Word on the street is that bipartisan Senate deal on ObamaCare would eliminate the public option and replace it with a "co-op." Here's Bloomberg:
The Senate Finance Committee is considering a system of nonprofit health-care cooperatives that would cover 12 million people and receive $6 billion in federal startup funds, Senator Kent Conrad said.

“They say that this would very early on get 12 million” people covered, Conrad told reporters in Washington today. He said the plan could be operated on a state, regional or national approach. Actuaries have said the co-ops would become the third- largest provider of insurance in the country, he said. The Obama administration hasn’t signed on to the plan, Conrad said.

The secretary of health and human services would appoint an interim board to oversee the co-ops, Conrad said.
So a new "co-op" replaces the public option. Sounds pretty harmless, right? Wrong, as Cato's Mike Tanner explains:
A “co-op” can be defined as a business owned and controlled by its workers and the people who use its services, in this case presumably the people whom it insures. In that sense, government provision of some sort of legal framework or seed money to help establish health insurance co-ops seems relatively harmless but also relatively pointless. The U.S. already has some 1,300 insurance companies. Adding a few more would accomplish…what?

It is suggested that the “co-ops” would be nonprofits, and therefore would offer better service and lower costs. But many insurance companies, including “mutual” insurers and many “Blues,” are already nonprofit companies. Furthermore, states already have the power to charter co-ops, including health insurance co-ops. In fact, health care co-ops already exist. Health Partners, Inc. in Minneapolis has 660,000 members and provides health care, health insurance, and HMO coverage. The Group Health Cooperative in Seattle provides health coverage for 10 percent of Washington State residents.

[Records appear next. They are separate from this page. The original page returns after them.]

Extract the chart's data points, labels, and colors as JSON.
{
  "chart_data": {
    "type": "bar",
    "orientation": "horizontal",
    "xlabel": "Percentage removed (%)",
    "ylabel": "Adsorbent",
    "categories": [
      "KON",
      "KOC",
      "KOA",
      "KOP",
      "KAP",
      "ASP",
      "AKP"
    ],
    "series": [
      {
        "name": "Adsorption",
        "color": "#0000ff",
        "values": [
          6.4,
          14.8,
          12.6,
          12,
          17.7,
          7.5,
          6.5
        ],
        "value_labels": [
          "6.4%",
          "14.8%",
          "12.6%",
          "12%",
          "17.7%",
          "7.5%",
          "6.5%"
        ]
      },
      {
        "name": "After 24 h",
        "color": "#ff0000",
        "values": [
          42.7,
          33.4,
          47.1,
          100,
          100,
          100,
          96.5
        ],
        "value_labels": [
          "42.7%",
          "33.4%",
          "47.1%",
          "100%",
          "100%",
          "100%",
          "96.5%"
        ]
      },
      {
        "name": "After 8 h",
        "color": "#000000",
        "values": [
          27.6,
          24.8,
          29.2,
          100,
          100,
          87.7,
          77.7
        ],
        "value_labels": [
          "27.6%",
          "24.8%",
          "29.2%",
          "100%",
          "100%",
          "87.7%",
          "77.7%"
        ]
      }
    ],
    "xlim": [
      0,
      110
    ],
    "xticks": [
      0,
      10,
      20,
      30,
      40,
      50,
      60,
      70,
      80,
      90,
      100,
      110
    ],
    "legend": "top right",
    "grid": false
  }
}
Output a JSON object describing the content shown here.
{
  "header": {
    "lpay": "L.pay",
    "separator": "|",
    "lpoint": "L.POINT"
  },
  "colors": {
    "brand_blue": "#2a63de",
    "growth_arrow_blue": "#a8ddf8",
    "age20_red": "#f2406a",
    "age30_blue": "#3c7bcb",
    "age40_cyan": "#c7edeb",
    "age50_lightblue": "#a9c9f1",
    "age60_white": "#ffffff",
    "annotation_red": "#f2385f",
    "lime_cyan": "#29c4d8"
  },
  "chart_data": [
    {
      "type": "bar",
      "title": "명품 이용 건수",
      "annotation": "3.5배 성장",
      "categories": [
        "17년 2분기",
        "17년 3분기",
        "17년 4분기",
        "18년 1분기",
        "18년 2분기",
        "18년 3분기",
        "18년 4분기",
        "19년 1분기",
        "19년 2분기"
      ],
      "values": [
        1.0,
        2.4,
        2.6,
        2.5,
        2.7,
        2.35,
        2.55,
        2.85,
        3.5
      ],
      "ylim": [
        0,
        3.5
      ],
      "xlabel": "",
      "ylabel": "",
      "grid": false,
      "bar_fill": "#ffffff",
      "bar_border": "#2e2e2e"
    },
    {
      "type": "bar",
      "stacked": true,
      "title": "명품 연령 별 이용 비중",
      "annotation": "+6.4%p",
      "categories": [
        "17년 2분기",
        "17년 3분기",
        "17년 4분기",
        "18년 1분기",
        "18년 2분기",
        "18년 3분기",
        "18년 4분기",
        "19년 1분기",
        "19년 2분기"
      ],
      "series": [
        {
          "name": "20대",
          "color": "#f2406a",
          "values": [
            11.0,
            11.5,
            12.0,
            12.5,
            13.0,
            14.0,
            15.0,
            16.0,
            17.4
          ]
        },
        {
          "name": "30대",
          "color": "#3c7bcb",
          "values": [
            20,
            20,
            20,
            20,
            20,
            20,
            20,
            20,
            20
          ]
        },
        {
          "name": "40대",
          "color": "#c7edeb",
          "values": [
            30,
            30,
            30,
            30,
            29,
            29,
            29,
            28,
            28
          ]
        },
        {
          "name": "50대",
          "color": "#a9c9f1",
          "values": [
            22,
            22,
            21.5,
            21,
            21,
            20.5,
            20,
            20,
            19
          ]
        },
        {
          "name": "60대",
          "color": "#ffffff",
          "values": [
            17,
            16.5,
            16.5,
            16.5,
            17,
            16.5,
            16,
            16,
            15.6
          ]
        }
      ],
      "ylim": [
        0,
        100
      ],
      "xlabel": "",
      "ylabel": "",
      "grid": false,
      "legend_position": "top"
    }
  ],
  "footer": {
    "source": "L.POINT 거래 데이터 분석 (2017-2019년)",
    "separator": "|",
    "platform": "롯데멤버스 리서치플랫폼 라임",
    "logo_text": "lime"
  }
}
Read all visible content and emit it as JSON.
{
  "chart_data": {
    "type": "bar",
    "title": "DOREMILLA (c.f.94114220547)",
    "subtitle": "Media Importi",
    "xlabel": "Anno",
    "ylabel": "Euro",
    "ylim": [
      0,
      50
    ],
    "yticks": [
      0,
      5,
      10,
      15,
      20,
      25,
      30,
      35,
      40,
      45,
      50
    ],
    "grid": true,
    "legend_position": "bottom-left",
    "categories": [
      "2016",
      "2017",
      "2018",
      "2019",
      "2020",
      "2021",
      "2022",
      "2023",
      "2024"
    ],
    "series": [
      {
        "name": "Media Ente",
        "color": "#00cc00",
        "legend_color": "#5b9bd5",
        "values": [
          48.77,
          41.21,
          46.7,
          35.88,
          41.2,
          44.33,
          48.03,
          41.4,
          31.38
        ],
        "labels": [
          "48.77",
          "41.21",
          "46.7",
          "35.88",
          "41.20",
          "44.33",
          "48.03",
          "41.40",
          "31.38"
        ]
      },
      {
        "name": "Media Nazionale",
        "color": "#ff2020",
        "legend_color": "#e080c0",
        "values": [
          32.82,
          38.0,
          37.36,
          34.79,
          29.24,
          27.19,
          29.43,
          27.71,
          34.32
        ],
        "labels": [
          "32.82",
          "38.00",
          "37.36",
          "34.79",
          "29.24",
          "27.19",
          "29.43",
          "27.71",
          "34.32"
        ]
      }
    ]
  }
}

If the new co-ops operate under the same rules as other nonprofit insurers, why bother?

And there’s the rub. Supporters of government-run health care have no intention of letting the co-ops be independent enterprises. In fact, Sen. Charles Schumer (D-NY) makes it clear, for example, that the co-op’s officers and directors would be appointed by the president and Congress. He insists that there be a single national co-op. And Congress would set the rules under which it operates. As Sen. Max Baucus (D-MT) says, “It’s got to be written in a way that accomplishes the objectives of a public option.”

If a “co-op” is run by the federal government under rules imposed by the federal government with funding provided by the federal government, that is government-run health insurance by another name.